W Hiszpanii w „tłusty czwartek” nie je się pączków. Ale dla Polaków mieszkających na Wyspach Kanaryjskich pączków w tym dniu nie może zabraknąć.
Hiszpanie nie jedzą pączków w „tłusty czwartek”, lecz dopiero na Wielkanoc. Słodkości nazywają się buñuelos, czyli małe pączki wypełnione kremem waniliowym. Innym przysmakiem świątecznym jest Torroja, czyli kromki czerstwego chleba, maczane w mleku z jajkiem i cukrem, oraz obsmażone na głębokim tłuszczu.

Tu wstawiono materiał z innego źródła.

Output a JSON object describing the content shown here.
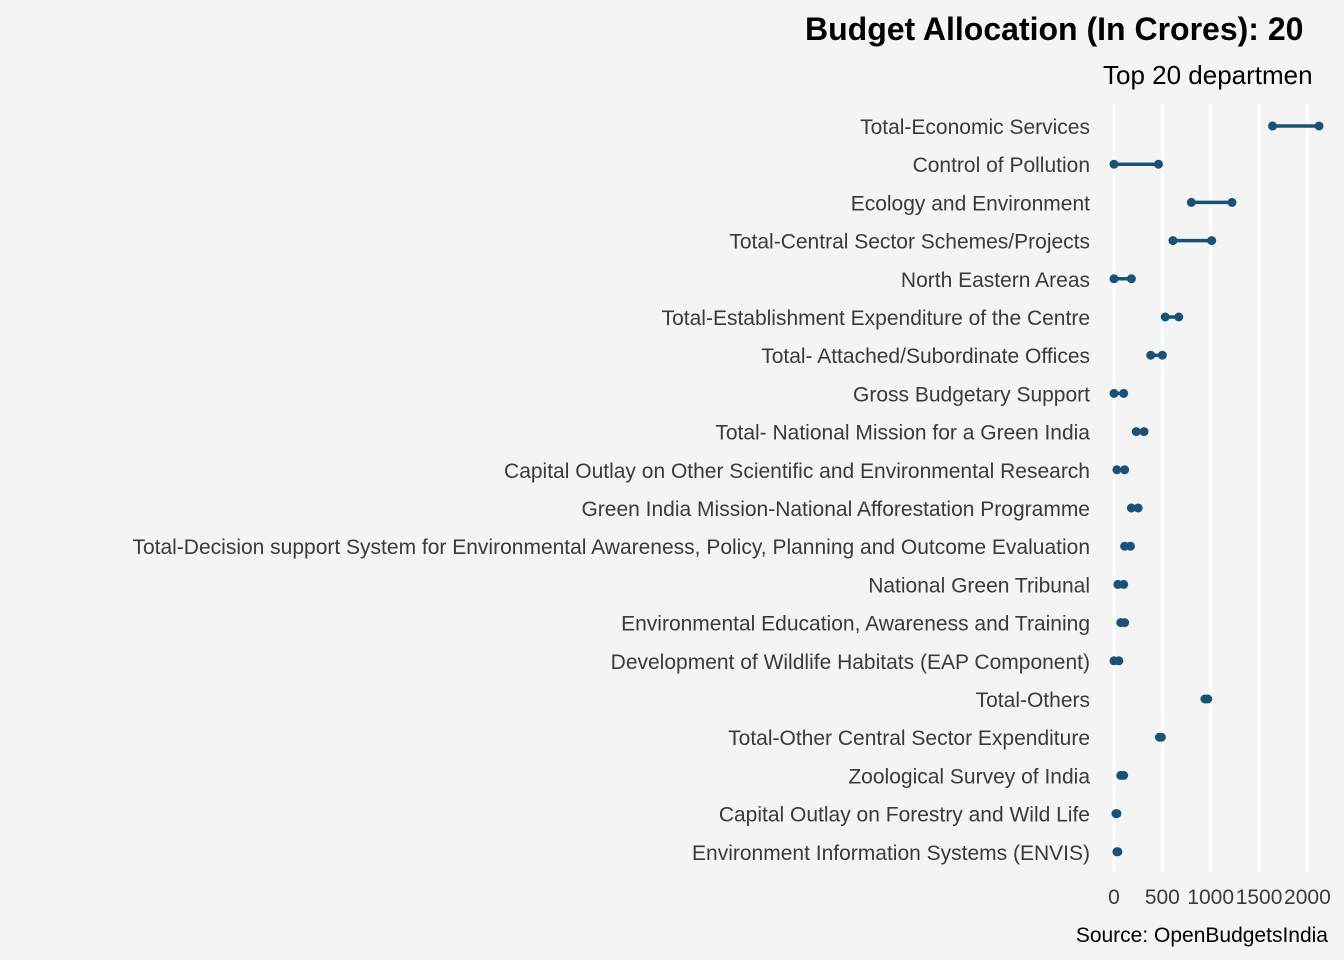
{
  "chart_data": {
    "type": "dumbbell",
    "title": "Budget Allocation (In Crores): 20",
    "subtitle": "Top 20 departmen",
    "caption": "Source: OpenBudgetsIndia",
    "xlabel": "",
    "ylabel": "",
    "xlim": [
      0,
      2150
    ],
    "xticks": [
      0,
      500,
      1000,
      1500,
      2000
    ],
    "xtick_labels": [
      "0",
      "500",
      "1000",
      "1500",
      "2000"
    ],
    "grid": true,
    "point_color": "#1a5276",
    "categories": [
      "Total-Economic Services",
      "Control of Pollution",
      "Ecology and Environment",
      "Total-Central Sector Schemes/Projects",
      "North Eastern Areas",
      "Total-Establishment Expenditure of the Centre",
      "Total- Attached/Subordinate Offices",
      "Gross Budgetary Support",
      "Total- National Mission for a Green India",
      "Capital Outlay on Other Scientific and Environmental Research",
      "Green India Mission-National Afforestation Programme",
      "Total-Decision support System for Environmental Awareness, Policy, Planning and Outcome Evaluation",
      "National Green Tribunal",
      "Environmental Education, Awareness and Training",
      "Development of Wildlife Habitats (EAP Component)",
      "Total-Others",
      "Total-Other Central Sector Expenditure",
      "Zoological Survey of India",
      "Capital Outlay on Forestry and Wild Life",
      "Environment Information Systems (ENVIS)"
    ],
    "series": [
      {
        "values": [
          1640,
          0,
          800,
          610,
          0,
          530,
          380,
          0,
          230,
          30,
          180,
          110,
          40,
          70,
          0,
          940,
          470,
          70,
          20,
          30
        ]
      },
      {
        "values": [
          2120,
          460,
          1220,
          1010,
          180,
          670,
          500,
          100,
          310,
          110,
          250,
          170,
          100,
          110,
          50,
          970,
          490,
          100,
          30,
          40
        ]
      }
    ]
  }
}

Czasem podawana z miodem, polewą czekoladową, posypana cukrem z cynamonem albo polana winem.
W niektórych regionach Hiszpanii w tłusty czwartek (Jueves Lardero) spożywa się zazwyczaj „mony”, czyli drożdżowe bułki ozdobione całym jajkiem, kurzym, przepiórczym lub kinder niespodzianką. W niektórych hiszpańskich prowincjach takich jak Madryt, Toledo, Granada w tłusty czwartek obchodzona jest fiesta pod nazwą Dia de la tortilla – Dzień Tortilli.
Zamiennikiem pączka może być np. Churros, czyli tradycyjny, tłusty wypiek hiszpański w formie długiego pręta o przekroju w kształcie gwiazdy. Robi się je z mąki pszennej, oleju i cukru. W Hiszpanii, a także na Kanarach są one sprzedawane w specjalnych barach. Jest to jedna z najbardziej popularnych przekąsek śniadaniowych, które posypuje się cukrem pudrem lub macza w filiżance gorącej czekolady.
Tradycyjne pączki można kupić m.in. w polskim sklepie Delicias de Polonia na Teneryfie.